UNIQUE PAIR OF CHRISTMAS ORNAMENTS WITH ORIGINAL DRAWINGS ON THEM OF A WILD THING AND THE NUTCRACKER BY MAURICE SENDAK
SENDAK, Maurice. "Wild Thing" and "Nutcracker" Christmas Ornaments. No place, circa 1978. Two white round Christmas ornaments, each approximately 2-1/2 inches across, with drawings in black, yellow, green and red marker. Housed together in a custom full leather clamshell box. $35,000.
A wonderful and unique item: two plain white Christmas ornaments, one with a drawing of Wild Thing on it done in red, black and yellow markers and the other with a drawing of the Nutcracker on it done in black, yellow and green markers by Maurice Sendak for a neighbor and close friend.
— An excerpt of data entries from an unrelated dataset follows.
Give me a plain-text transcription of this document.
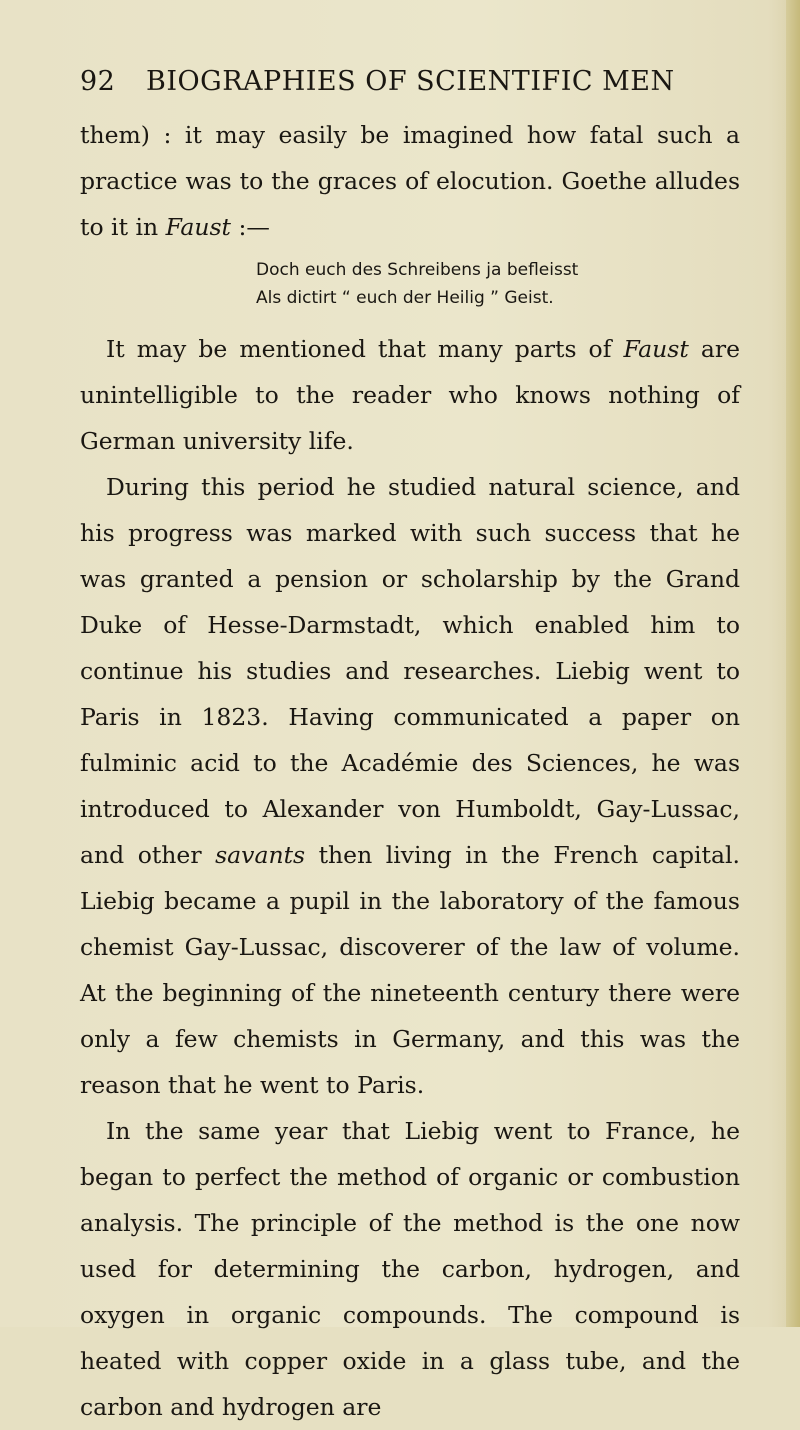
92 BIOGRAPHIES OF SCIENTIFIC MEN

them) : it may easily be imagined how fatal such a practice was to the graces of elocution. Goethe alludes to it in Faust :—

Doch euch des Schreibens ja befleisst
Als dictirt “ euch der Heilig ” Geist.

It may be mentioned that many parts of Faust are unintelligible to the reader who knows nothing of German university life.

During this period he studied natural science, and his progress was marked with such success that he was granted a pension or scholarship by the Grand Duke of Hesse-Darmstadt, which enabled him to continue his studies and researches. Liebig went to Paris in 1823. Having communicated a paper on fulminic acid to the Académie des Sciences, he was introduced to Alexander von Humboldt, Gay-Lussac, and other savants then living in the French capital. Liebig became a pupil in the laboratory of the famous chemist Gay-Lussac, discoverer of the law of volume. At the beginning of the nineteenth century there were only a few chemists in Germany, and this was the reason that he went to Paris.

In the same year that Liebig went to France, he began to perfect the method of organic or combustion analysis. The principle of the method is the one now used for determining the carbon, hydrogen, and oxygen in organic compounds. The compound is heated with copper oxide in a glass tube, and the carbon and hydrogen are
According to the original owner, a neighbor and close friend of Sendak, these ornaments were presented by him to Sendak around 1978 for Sendak to decorate; Sendak chose to cover the entire surface of the balls in marker, one with an image of a Wild Thing from his classis children's book Where the Wild Things Are and the other with an image of the Nutcracker from his designs for the ballet The Nutcracker. Sendak bought a home and studio in Ridgefield, Connecticut in 1972 with his longtime partner, Eugene Glynn, and lived there until his death. The owner first encountered Sendak in 1975 during one of his daily dog walks. (Sendak owned many dogs throughout his life, and they often starred in his books.) He was immediately taken with Sendak, who reminded him of his recently deceased father. One day, he called Sendak at home and asked if he could join him on his walks. The two embarked on a 37-year friendship that also included the the original owner's mother, Betty, as well as his brother. Sendak went on long walks and hikes with him and his family regularly, discussing general life events, opera, and books. He also invited them into his studio to show off works in progress. Betty, the mother, was an avid reader and collector and she and Sendak would talk late into the night about books. Sendak offered Betty advice about how to find and authenticate rare children's books, which she used to build her collection. Additionally, Sendak frequently bartered for autographs (i.e. a cake for an inscribed drawing). The many inscribed drawings, along with first editions, signed books, limited edition books, and other valuable items grew into one of the country's premier Sendak collections.
Fine condition. Wonderful and unique.